Menu pricing- retail, warranty or ELR

Posted:
Fri Oct 02, 2009 5:10 pm
by ybarreros
Conceptually I agree, however when I talk to my peers about using ELR or warranty rates to price menu items, they think I'm crazy. They argue that menu items should be priced at door rates which is what the custoer would pay then discounted. They also don't agree with calculating the ELR using the workshops productivity to adjust the door rate for maintenance and menu items.
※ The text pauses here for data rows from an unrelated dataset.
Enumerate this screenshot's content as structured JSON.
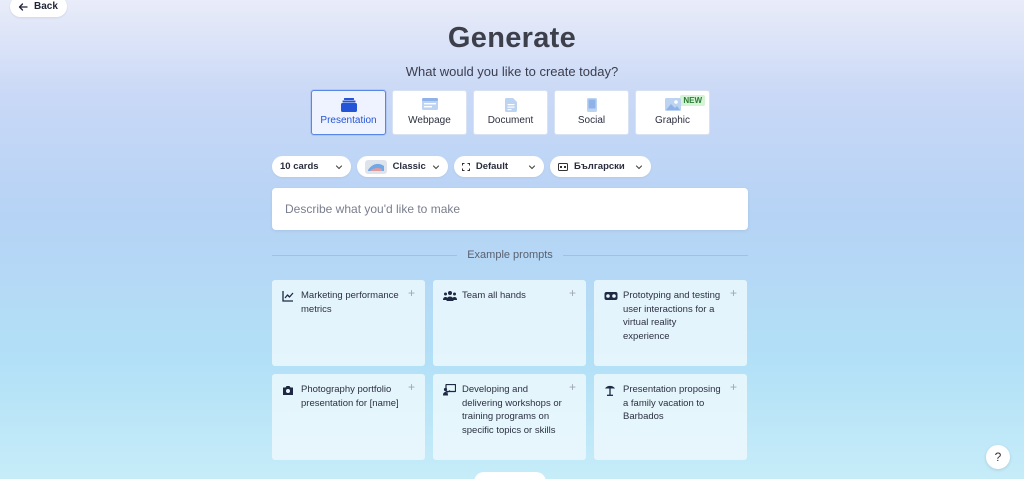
{
  "back": {
    "label": "Back"
  },
  "header": {
    "title": "Generate",
    "subtitle": "What would you like to create today?"
  },
  "types": [
    {
      "label": "Presentation",
      "icon": "presentation-icon",
      "active": true
    },
    {
      "label": "Webpage",
      "icon": "webpage-icon"
    },
    {
      "label": "Document",
      "icon": "document-icon"
    },
    {
      "label": "Social",
      "icon": "social-icon"
    },
    {
      "label": "Graphic",
      "icon": "graphic-icon",
      "badge": "NEW"
    }
  ],
  "options": {
    "cards": "10 cards",
    "theme": "Classic",
    "size": "Default",
    "language": "Български"
  },
  "prompt": {
    "placeholder": "Describe what you'd like to make"
  },
  "examples": {
    "heading": "Example prompts",
    "items": [
      {
        "text": "Marketing performance metrics",
        "icon": "chart-icon"
      },
      {
        "text": "Team all hands",
        "icon": "people-icon"
      },
      {
        "text": "Prototyping and testing user interactions for a virtual reality experience",
        "icon": "vr-headset-icon"
      },
      {
        "text": "Photography portfolio presentation for [name]",
        "icon": "camera-icon"
      },
      {
        "text": "Developing and delivering workshops or training programs on specific topics or skills",
        "icon": "presenter-icon"
      },
      {
        "text": "Presentation proposing a family vacation to Barbados",
        "icon": "beach-umbrella-icon"
      }
    ]
  },
  "help": {
    "label": "?"
  },
  "colors": {
    "accent": "#2455d6",
    "active_border": "#5a86e6",
    "new_badge": "#d4f4d6"
  }
}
They argue that productivity should only be associated with cost structures, not pricing issues!!!!!
Menu pricing- retail, warranty or ELR

Posted:
Mon Oct 05, 2009 11:10 am
by GENE WHITE
If menu items are priced at your door rate then discounted:
1. It results in an inflated ELR.
2. The discount is usually shown in advertising therefore inflating gross profit at the expense of net profit.
3. This may cause you to over pay your technicians since you show a higher than actual labor gross profit to base their pay on.
4. The higher labor dollars, which are then discounted, reinforces our high priced image in the market.
5. When you set your competitive priced items to a competitive market price you need to have your "door rate" higher than normal to compensate and balance to your desired ELR and not play games with ELR by hiding some of it in advertising.
6. Many of these games (described in 5 above and cost shifting helpers to Other Salaries and Wages)are caused by the pay plan the manager is paid on.